Hymel’s is the kind of restaurant that I wish still was the standard for family dining. Paper on a crowd of formica tables, plastic baskets of crackers on the table, homey décor and nary a cartoonish mascot in sight. The band continued their greatest hits of yesteryear at the perfect volume: loud enough to be easily heard, but low enough to talk over. I asked her what she thought of this place, and she took a look at the platters of boiled shrimp being shuffled around and the plastic crawfish up on one wall and said “ I like it. It looks Cajun-ish to me.”

The food matched the décor—comforting and unpretentious. The seafood gumbo recommended by the waitress was a mildly seasoned yet pleasingly complicated thick concoction that mirrored the clientele. Young and old, families and young couples, kids and men just off their shifts at the plants nearby, all corralled together by the sound of the fiddle and harmonica and that familiar lope of Nashville’s golden era.

Our food arrived in short order considering how packed the place was, the canned soft drinks accompanied by small glasses. Pouring half a can of Coke into a glass may not seem like much at first, but comparing it to the assembly line ambience that usually accompanies eating with children, it was positively genteel.
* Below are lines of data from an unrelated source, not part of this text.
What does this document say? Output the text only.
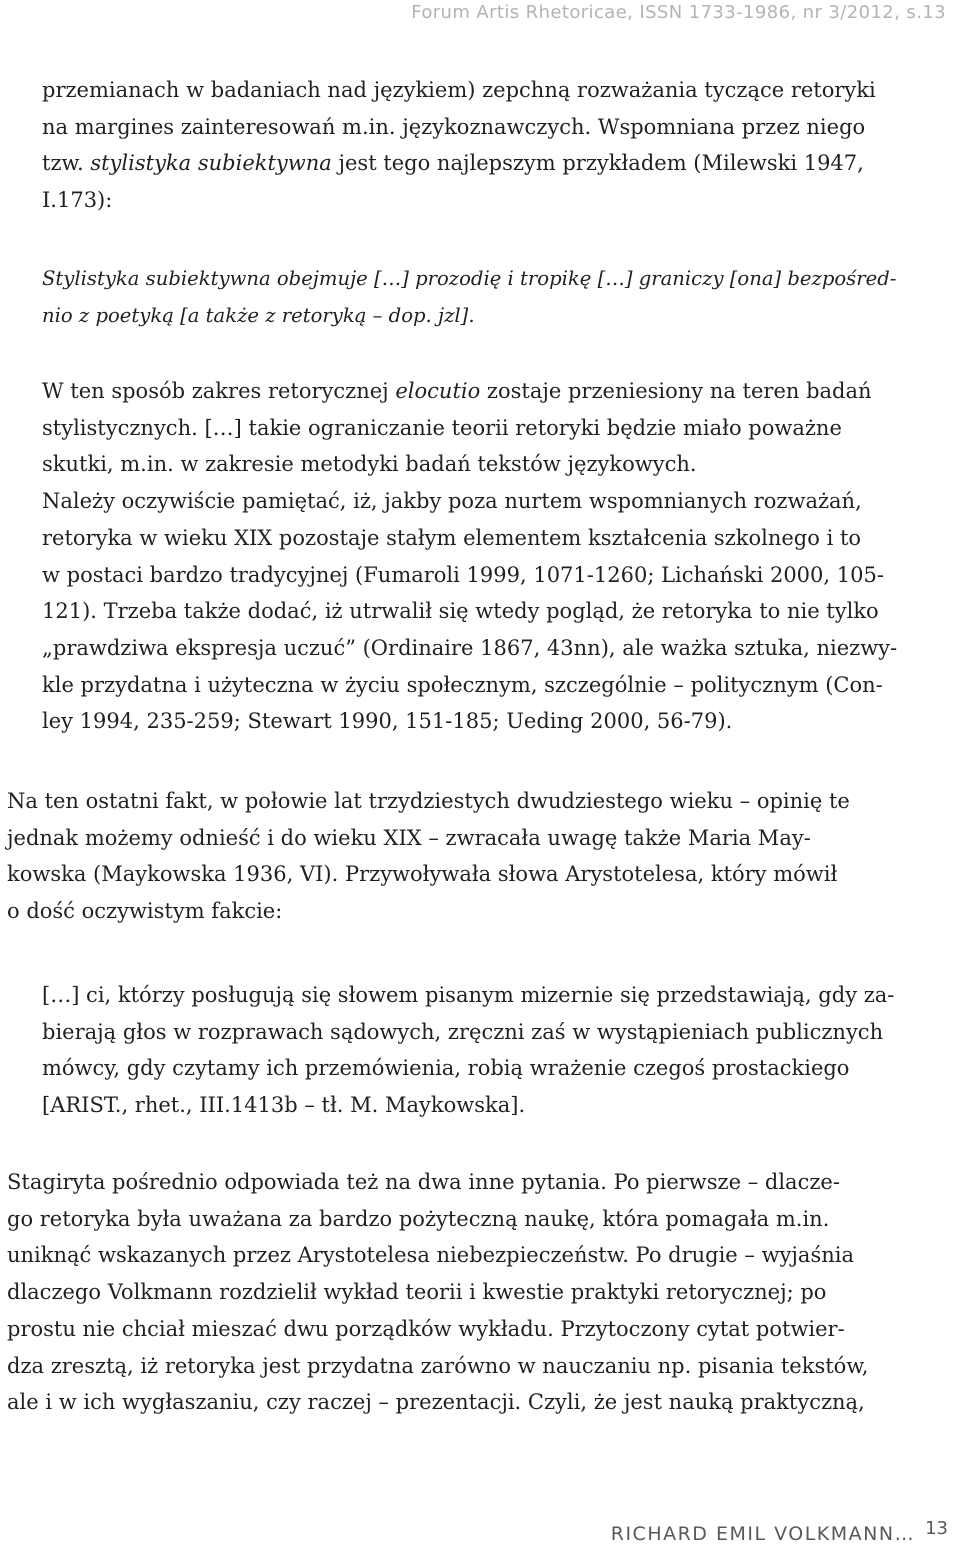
Forum Artis Rhetoricae, ISSN 1733-1986, nr 3/2012, s.13

przemianach w badaniach nad językiem) zepchną rozważania tyczące retoryki
na margines zainteresowań m.in. językoznawczych. Wspomniana przez niego
tzw. stylistyka subiektywna jest tego najlepszym przykładem (Milewski 1947,
I.173):

Stylistyka subiektywna obejmuje […] prozodię i tropikę […] graniczy [ona] bezpośred-
nio z poetyką [a także z retoryką – dop. jzl].

W ten sposób zakres retorycznej elocutio zostaje przeniesiony na teren badań
stylistycznych. […] takie ograniczanie teorii retoryki będzie miało poważne
skutki, m.in. w zakresie metodyki badań tekstów językowych.
Należy oczywiście pamiętać, iż, jakby poza nurtem wspomnianych rozważań,
retoryka w wieku XIX pozostaje stałym elementem kształcenia szkolnego i to
w postaci bardzo tradycyjnej (Fumaroli 1999, 1071-1260; Lichański 2000, 105-
121). Trzeba także dodać, iż utrwalił się wtedy pogląd, że retoryka to nie tylko
„prawdziwa ekspresja uczuć” (Ordinaire 1867, 43nn), ale ważka sztuka, niezwy-
kle przydatna i użyteczna w życiu społecznym, szczególnie – politycznym (Con-
ley 1994, 235-259; Stewart 1990, 151-185; Ueding 2000, 56-79).

Na ten ostatni fakt, w połowie lat trzydziestych dwudziestego wieku – opinię te
jednak możemy odnieść i do wieku XIX – zwracała uwagę także Maria May-
kowska (Maykowska 1936, VI). Przywoływała słowa Arystotelesa, który mówił
o dość oczywistym fakcie:

[…] ci, którzy posługują się słowem pisanym mizernie się przedstawiają, gdy za-
bierają głos w rozprawach sądowych, zręczni zaś w wystąpieniach publicznych
mówcy, gdy czytamy ich przemówienia, robią wrażenie czegoś prostackiego
[ARIST., rhet., III.1413b – tł. M. Maykowska].

Stagiryta pośrednio odpowiada też na dwa inne pytania. Po pierwsze – dlacze-
go retoryka była uważana za bardzo pożyteczną naukę, która pomagała m.in.
uniknąć wskazanych przez Arystotelesa niebezpieczeństw. Po drugie – wyjaśnia
dlaczego Volkmann rozdzielił wykład teorii i kwestie praktyki retorycznej; po
prostu nie chciał mieszać dwu porządków wykładu. Przytoczony cytat potwier-
dza zresztą, iż retoryka jest przydatna zarówno w nauczaniu np. pisania tekstów,
ale i w ich wygłaszaniu, czy raczej – prezentacji. Czyli, że jest nauką praktyczną,

RICHARD EMIL VOLKMANN… 13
The catfish lived up to the reputation—thick filets in cornmeal batter fried to just the perfect degree—and the shrimp and oysters were perfectly crunchy. I’m fairly certain my daughter ate her first oyster as she was distracted by the sudden change in the music from the other room. The homey lope had suddenly taken on a Native American cadence, complete with the harmonica and fiddle playing the war cries. She looked back at me with a quizzical look as the patrons in the bar began to clap along, and the powwow turned into Hank William’s “Kaw-Liga.” I told her the song was about a statute of an Indian that fell in love with another statue in a store across the street, but because he was made of wood, he could never go and talk to her. And then one day, someone bought the girl statute and he was sad that he never went to talk to her. She said, “So it’s like he was shy” cutting through any metaphors of wooden hearts and hesitation.

We cut through our bread pudding, deliciously soft with a tangy, barely-sweet sauce, just the way I like it and we made it up to the front to watch the band sway through Ernest Tubb’s “Waltz Across Texas.” By that time, the chord progressions had already ingrained themselves in my daughter’s head, because I heard her humming along with it as we walked out the door. That is the beautiful thing about country music and family restaurants – to really do them right, they don’t need to be updated, or augmented or marketed to you. They just need to be allowed to exist, and thankfully Hymel’s is still around to offer both a home.

1 comment:

  1. great story,I am the owners cousin and I sure do miss all the GREAT!! food there...my brother-in-law and his son were prolly there playing guitars and singin....the reason I wasn't there is I live in Nebraska but sure do miss the food and music...glad you and your daughter got to visit a hidden treasure in St. James Parish.